Der Sonntag fühlt sich wie ein ganz normaler Segeltag an, Montag ist unser Eingewöhnungstag, wir müssen uns ans Schaukeln gewöhnen, ich kann nicht lesen und bin lieber an als unter Deck. Ab Dienstag können wir die Überfahrt in vollen Zügen genießen. Dieses unglaubliche blau des Atlantiks, an dem wir uns nicht satt sehen können. Unsere Mari segelt unbeeindruckt Meile um Meile und Ursel, unsere Windsteueranlage, steuert uns zuverlässig. Wieder einmal sind wir mit unserem Boot und seinen angenehmen Seegangseigenschaften rundum zufrieden. Was für einen tollen Job unsere Windsteueranlage macht, merken wir erst als wir die letzten Meilen in den Hafen per Hand steuern und bei den hohen achterlichen Wellen sehr gut aufpassen müssen. Einmal am Tag rufen wir mittels Kurzwellenfunk und Pactormodem den Wetterbericht ab, es gibt keine Überraschungen. Zunächst bläst der Wind mit vier bis fünf Windstärken aus Nord bis Nord-Ost, am Mittwoch nimmt der Wind auf satte 6 Windstärken zu und auch die Wellen werden höher.
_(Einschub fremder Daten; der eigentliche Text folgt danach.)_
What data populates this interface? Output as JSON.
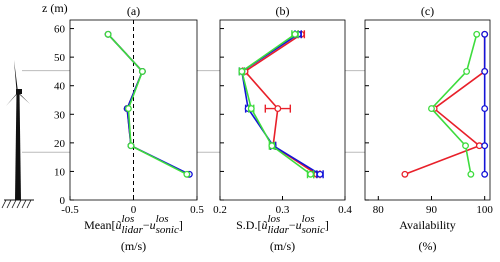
{
  "chart_data": [
    {
      "type": "line",
      "title": "(a)",
      "ylabel": "z (m)",
      "xlabel": [
        {
          "text": "Mean[",
          "style": "base"
        },
        {
          "text": "ũ",
          "style": "base"
        },
        {
          "text": "los",
          "style": "sup"
        },
        {
          "text": "lidar",
          "style": "sub"
        },
        {
          "text": " − ",
          "style": "base"
        },
        {
          "text": "u",
          "style": "base"
        },
        {
          "text": "los",
          "style": "sup"
        },
        {
          "text": "sonic",
          "style": "sub"
        },
        {
          "text": "]",
          "style": "base"
        }
      ],
      "xunit": "(m/s)",
      "y": [
        58,
        45,
        32,
        19,
        9
      ],
      "series": [
        {
          "color": "#e8202a",
          "values": [
            -0.2,
            0.07,
            -0.05,
            -0.02,
            0.43
          ]
        },
        {
          "color": "#1414d8",
          "values": [
            -0.2,
            0.07,
            -0.05,
            -0.02,
            0.44
          ]
        },
        {
          "color": "#3ddc3d",
          "values": [
            -0.2,
            0.07,
            -0.04,
            -0.02,
            0.42
          ]
        }
      ],
      "xlim": [
        -0.5,
        0.5
      ],
      "xticks": [
        -0.5,
        0,
        0.5
      ],
      "ylim": [
        0,
        63
      ],
      "yticks": [
        0,
        10,
        20,
        30,
        40,
        50,
        60
      ],
      "yticklabels": true,
      "vline": 0,
      "hlines": [
        45.3,
        16.7
      ]
    },
    {
      "type": "line",
      "title": "(b)",
      "xlabel": [
        {
          "text": "S.D.[",
          "style": "base"
        },
        {
          "text": "ũ",
          "style": "base"
        },
        {
          "text": "los",
          "style": "sup"
        },
        {
          "text": "lidar",
          "style": "sub"
        },
        {
          "text": " − ",
          "style": "base"
        },
        {
          "text": "u",
          "style": "base"
        },
        {
          "text": "los",
          "style": "sup"
        },
        {
          "text": "sonic",
          "style": "sub"
        },
        {
          "text": "]",
          "style": "base"
        }
      ],
      "xunit": "(m/s)",
      "y": [
        58,
        45,
        32,
        19,
        9
      ],
      "series": [
        {
          "color": "#e8202a",
          "values": [
            0.33,
            0.24,
            0.2925,
            0.285,
            0.355
          ],
          "errors": [
            0.005,
            0.004,
            0.02,
            0.004,
            0.005
          ]
        },
        {
          "color": "#1414d8",
          "values": [
            0.325,
            0.235,
            0.245,
            0.285,
            0.36
          ],
          "errors": [
            0.005,
            0.004,
            0.004,
            0.004,
            0.005
          ]
        },
        {
          "color": "#3ddc3d",
          "values": [
            0.32,
            0.235,
            0.25,
            0.283,
            0.345
          ],
          "errors": [
            0.005,
            0.004,
            0.004,
            0.004,
            0.005
          ]
        }
      ],
      "xlim": [
        0.2,
        0.4
      ],
      "xticks": [
        0.2,
        0.3,
        0.4
      ],
      "ylim": [
        0,
        63
      ],
      "yticks": [
        0,
        10,
        20,
        30,
        40,
        50,
        60
      ],
      "yticklabels": false
    },
    {
      "type": "line",
      "title": "(c)",
      "xlabel": [
        {
          "text": "Availability",
          "style": "base"
        }
      ],
      "xunit": "(%)",
      "y": [
        58,
        45,
        32,
        19,
        9
      ],
      "series": [
        {
          "color": "#e8202a",
          "values": [
            100,
            100,
            90.5,
            99,
            85
          ]
        },
        {
          "color": "#1414d8",
          "values": [
            100,
            100,
            100,
            100,
            100
          ]
        },
        {
          "color": "#3ddc3d",
          "values": [
            98.5,
            96.6,
            90,
            96.4,
            97.4
          ]
        }
      ],
      "xlim": [
        77.5,
        101
      ],
      "xticks": [
        80,
        90,
        100
      ],
      "ylim": [
        0,
        63
      ],
      "yticks": [
        0,
        10,
        20,
        30,
        40,
        50,
        60
      ],
      "yticklabels": false
    }
  ]
}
Die Tage vergehen mit Essen, Schlafen, Lesen und nichts tun. Einmal eingeschaukelt, könnte es so immer weiter gehen. Aus unserer Biskayaüberquerung haben wir gelernt keine Segelbücher auf Überfahrten zu lesen. Lord Nelson soll gesagt haben, das sicherste Mittel gegen Seekrankheit sei sich unter einen Apfelbaum zu legen. Wir befolgen diesen Rat indirekt und lesen auf See nur noch absolut wasserfreie Bücher. Beide verschlingen wir einen Krimi nach dem anderen. Während Nobbi im Münsterland ermittelt bin ich in München und Italien aktiv. Nachts schlafen wir abwechselnd in unserer sicheren, gemütlichen Seekoje und holen auch tagsüber ein wenig fehlenden Schlaf nach. Neben dem warmen Mittagessen und dem Sundowner (auf See gibt es keinen Alkohol auf Mari, einzige Ausnahme ist der Sundowner) ist die Dusche das Tages-highlight. Wir duschen ausgiebig mit Atlantikwasser, das macht wach und erfrischt. Da wir, Dank unseres Wassermachers ausreichend Wasser haben, gönne ich mir anschließend eine Süßwasserdusche zum Haare waschen. Ein wahrer Luxus, gefolgt vom anschließenden Trocknen in der Sonne und aufs blaue Wasser gucken. Wunderbar. Einen Wal haben wir noch nicht gesehen, dafür gab es einige andere tierische Begegnungen. In der ersten Nacht hatten wir eine Gruppe jagender Delfine am Boot und am Mittwoch haben wir eine Gruppe Delfine beobachtet, die über die 3m hohen Wellen gesprungen sind. Ich habe eine Schildkröte überfahren, die es aber hoffentlich gut überstanden hat. Sie ist taumelnd in unserem Kielwasser aufgetaucht, hat sich dann aber sortiert und mir entsetzt hinterher geschaut. In kleiner Vogel hat eine Pause bei uns gemacht und saß einige Stunden auf dem Steuerrad. Nach der Ankunft haben wir festgestellt, dass auch einige Tintenfische auf Mari eine Pause eingelegt haben, allerdings ihre letzte. Nobbi hat ihre Reste von Deck geschrubbt. Am Mittwochabend sichtet Nobbi schließlich Porto Santo aus 30sm (!) Entfernung und gewinnt damit die dafür ausgelobte Schokolade. Als Gewinn nimmt er aber auch Aquadiente aus Madeira an. Donnerstagmorgen um fünf Uhr lassen wir den Anker in der Hafenbucht Porto do Porto Santo fallen und stoßen auf die angenehme Überfahrt an. Wir freuen uns über die schöne Reise, die wir nicht nur heil, sondern auch ausgesprochen fröhlich überstanden haben.
Nach einem gemütlichen Frühstück fragen wir über Funk im Hafen nach einem Liegeplatz und dürfen nachmittags schließlich an den Steg umziehen. Hier treffen wir die „Lotta“ wieder, die 12 Stunden vor uns angekommen ist.
Porto Santo, die kleine Schwester von Madeira, gefällt uns auf Anhieb. Direkt am Hafen beginnt ein langer Strand mit feinem weißem Sand und an der Kasse im Supermarkt wartet man mit Blick auf die Brandung und den blauen Atlantik. Da macht Schlange stehen doch Spaß.